Disco: CD “Amorosa”, de Rosa Passos.

Vejam como são as coisas. Eu fui professor de química por mais de trinta anos e, ao que tudo indica, terminei a carreira com o “gosto” de ter sido um bom professor. Daqueles que se preocupam efetivamente com o aprendizado dos alunos. Além disso, minha gente, nunca fui “carrasco” na correção das provas. Muito ao contrário, sempre entendi que o professor tem a obrigação de aproveitar toda e qualquer resposta produzida pelo estudante, ainda que seja apenas proporcional. Afinal, ao avaliarmos os alunos, temos o compromisso de pontuar o que o aluno sabe… e observar o que ficou faltando!

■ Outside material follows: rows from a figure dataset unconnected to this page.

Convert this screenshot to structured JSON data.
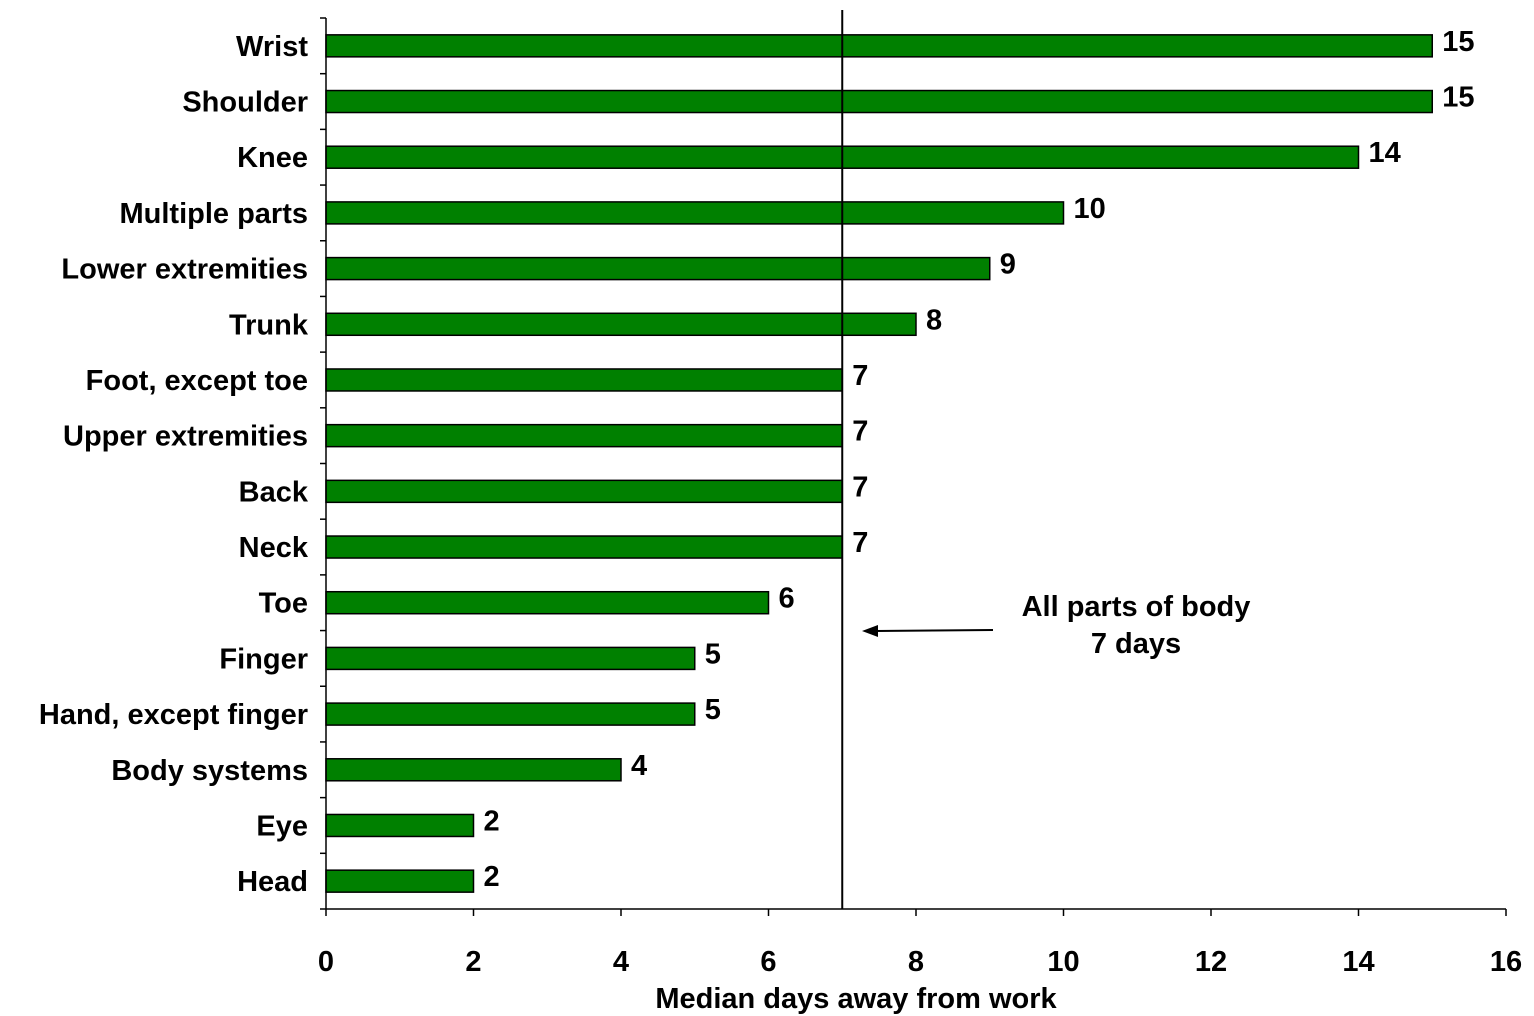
{
  "chart_data": {
    "type": "bar",
    "orientation": "horizontal",
    "categories": [
      "Wrist",
      "Shoulder",
      "Knee",
      "Multiple parts",
      "Lower extremities",
      "Trunk",
      "Foot, except toe",
      "Upper extremities",
      "Back",
      "Neck",
      "Toe",
      "Finger",
      "Hand, except finger",
      "Body systems",
      "Eye",
      "Head"
    ],
    "values": [
      15,
      15,
      14,
      10,
      9,
      8,
      7,
      7,
      7,
      7,
      6,
      5,
      5,
      4,
      2,
      2
    ],
    "data_labels": [
      "15",
      "15",
      "14",
      "10",
      "9",
      "8",
      "7",
      "7",
      "7",
      "7",
      "6",
      "5",
      "5",
      "4",
      "2",
      "2"
    ],
    "xlabel": "Median days away from work",
    "ylabel": "",
    "xlim": [
      0,
      16
    ],
    "xticks": [
      0,
      2,
      4,
      6,
      8,
      10,
      12,
      14,
      16
    ],
    "grid": false,
    "bar_color": "#008000",
    "reference_line": {
      "value": 7
    },
    "annotation": {
      "line1": "All parts of body",
      "line2": "7 days"
    }
  }
}
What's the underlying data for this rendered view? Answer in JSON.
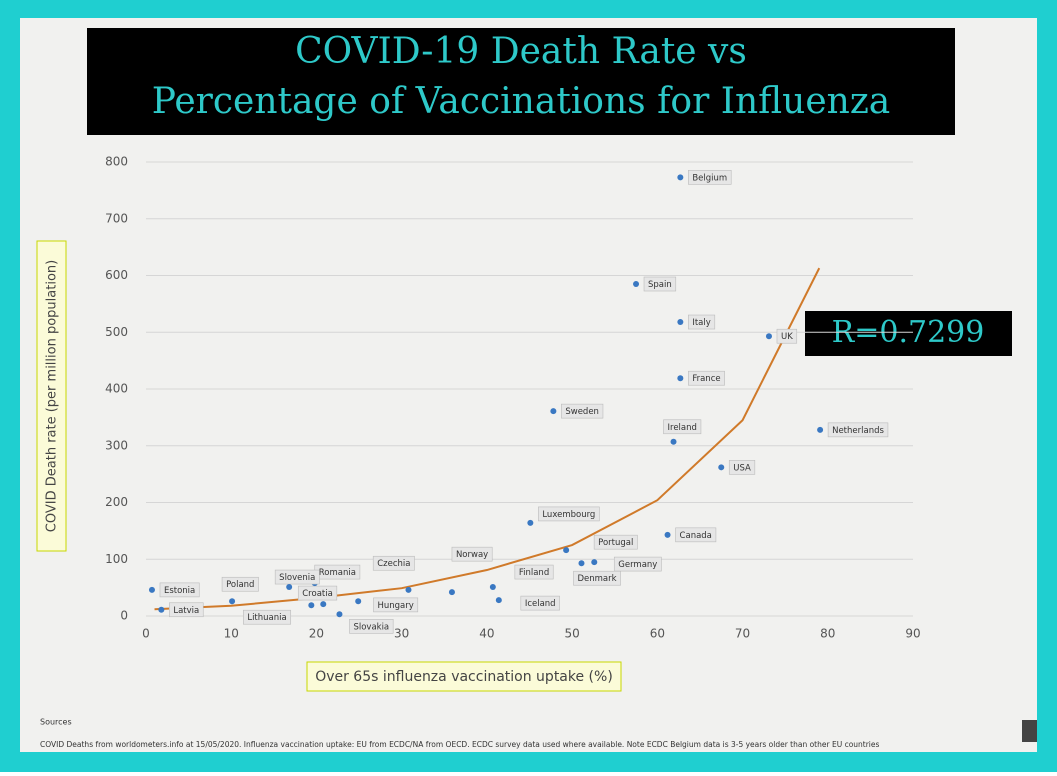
{
  "chart_data": {
    "type": "scatter",
    "title": [
      "COVID-19 Death Rate vs",
      "Percentage of Vaccinations for Influenza"
    ],
    "y_label": "COVID Death rate (per million population)",
    "x_label": "Over 65s influenza vaccination uptake (%)",
    "point_labels": [
      "Belgium",
      "Spain",
      "Italy",
      "UK",
      "France",
      "Sweden",
      "Ireland",
      "Netherlands",
      "USA",
      "Luxembourg",
      "Canada",
      "Portugal",
      "Germany",
      "Denmark",
      "Finland",
      "Iceland",
      "Norway",
      "Hungary",
      "Czechia",
      "Croatia",
      "Slovakia",
      "Lithuania",
      "Romania",
      "Slovenia",
      "Poland",
      "Estonia",
      "Latvia"
    ],
    "x": [
      62.7,
      57.5,
      62.7,
      73.1,
      62.7,
      47.8,
      61.9,
      79.1,
      67.5,
      45.1,
      61.2,
      49.3,
      52.6,
      51.1,
      40.7,
      41.4,
      35.9,
      30.8,
      24.9,
      20.8,
      22.7,
      19.4,
      19.8,
      16.8,
      10.1,
      0.7,
      1.8
    ],
    "values": [
      773,
      585,
      518,
      493,
      419,
      361,
      307,
      328,
      262,
      164,
      143,
      116,
      95,
      93,
      51,
      28,
      42,
      46,
      26,
      21,
      3,
      19,
      58,
      51,
      26,
      46,
      11
    ],
    "color": "#3a78c2",
    "xlim": [
      0,
      90
    ],
    "xticks": [
      0,
      10,
      20,
      30,
      40,
      50,
      60,
      70,
      80,
      90
    ],
    "ylim": [
      0,
      800
    ],
    "yticks": [
      0,
      100,
      200,
      300,
      400,
      500,
      600,
      700,
      800
    ],
    "grid": true,
    "trendline": {
      "color": "#d07a2a",
      "x": [
        1,
        10,
        20,
        30,
        40,
        50,
        60,
        70,
        79
      ],
      "y": [
        12,
        18,
        32,
        49,
        81,
        125,
        204,
        345,
        613
      ]
    },
    "annotation": "R=0.7299",
    "sources_heading": "Sources",
    "sources": "COVID Deaths from worldometers.info at 15/05/2020.  Influenza vaccination uptake:  EU from ECDC/NA from OECD.  ECDC survey data used where available.  Note ECDC Belgium data is 3-5 years older than other EU countries"
  }
}
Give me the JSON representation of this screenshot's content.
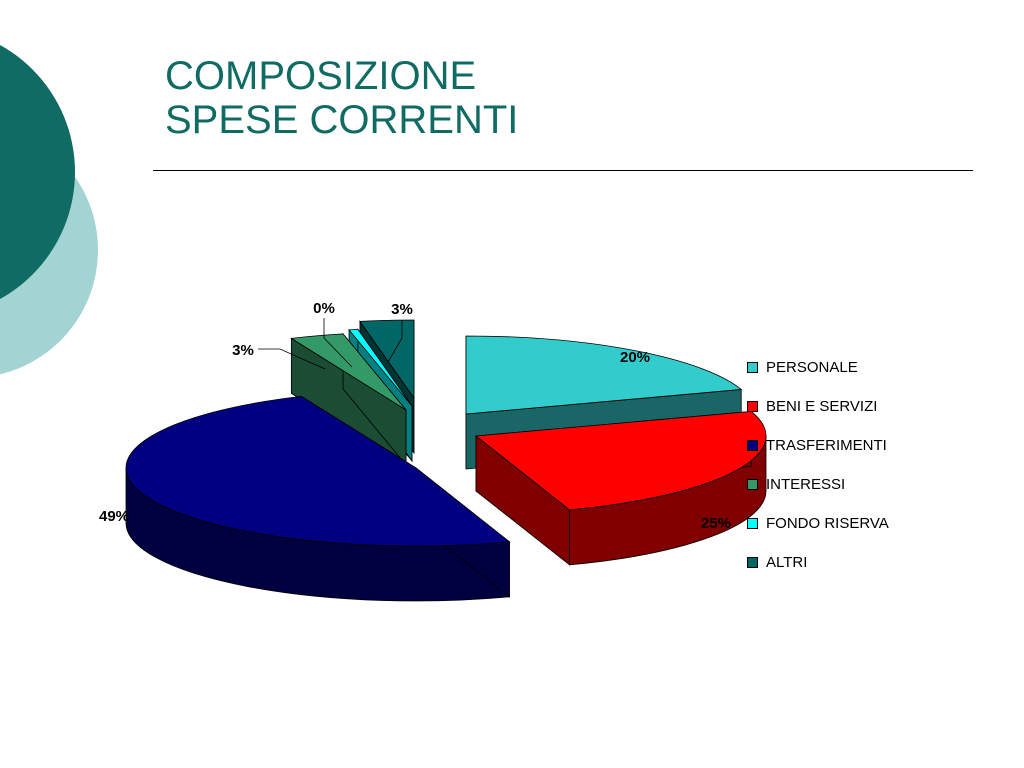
{
  "slide": {
    "title_line1": "COMPOSIZIONE",
    "title_line2": "SPESE CORRENTI",
    "accent_color": "#0f6b64",
    "accent_light_color": "#a4d3d3"
  },
  "chart_data": {
    "type": "pie",
    "title": "",
    "legend_position": "right",
    "slices": [
      {
        "label": "PERSONALE",
        "value": 20,
        "value_label": "20%",
        "color": "#33cccc",
        "side_color": "#1a6666"
      },
      {
        "label": "BENI E SERVIZI",
        "value": 25,
        "value_label": "25%",
        "color": "#ff0000",
        "side_color": "#800000"
      },
      {
        "label": "TRASFERIMENTI",
        "value": 49,
        "value_label": "49%",
        "color": "#000080",
        "side_color": "#000040"
      },
      {
        "label": "INTERESSI",
        "value": 3,
        "value_label": "3%",
        "color": "#339966",
        "side_color": "#1a4d33"
      },
      {
        "label": "FONDO RISERVA",
        "value": 0.5,
        "value_label": "0%",
        "color": "#00ffff",
        "side_color": "#008080"
      },
      {
        "label": "ALTRI",
        "value": 3,
        "value_label": "3%",
        "color": "#006666",
        "side_color": "#003333"
      }
    ]
  }
}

Mas o que eu queria dizer é que após a minha “aposentadoria” do giz e do quadro-negro, enveredei por outros caminhos. O primeiro foi quando cheguei em Florianópolis: tornei-me coordenador editorial de uma importante revista em São Paulo. Lá, aprendi a diagramar, fazer “layout”, revisar textos e, por fim, escrever artigos e crônicas sobre cinema e sobre o jazz, minhas duas paixões ao lado da literatura. Foi um rico aprendizado, creiam-me. O segundo foi quando me aventurei a dar cursos sobre a história do jazz, sobre literatura e sobre o cinema. Aí, meus amigos, eu descobri que a capacidade de o homem aprender é ilimitada. E prazerosa!
“Mas o que isso tudo tem a ver com o disco da Rosa Passos, Carlos”, perguntarão! Céus… queiram me desculpar. É que eu comecei a escutar o CD “Amorosa”, da Rosa Passos e acabei “viajando” nos pensamentos, propiciando essas digressões…
Então, pelo sim ou pelo não, acho que vocês deveriam conferir. Vai que o seu “motivo” é também intrigante e lhe permitirá boas lembranças, não valerá a pena?!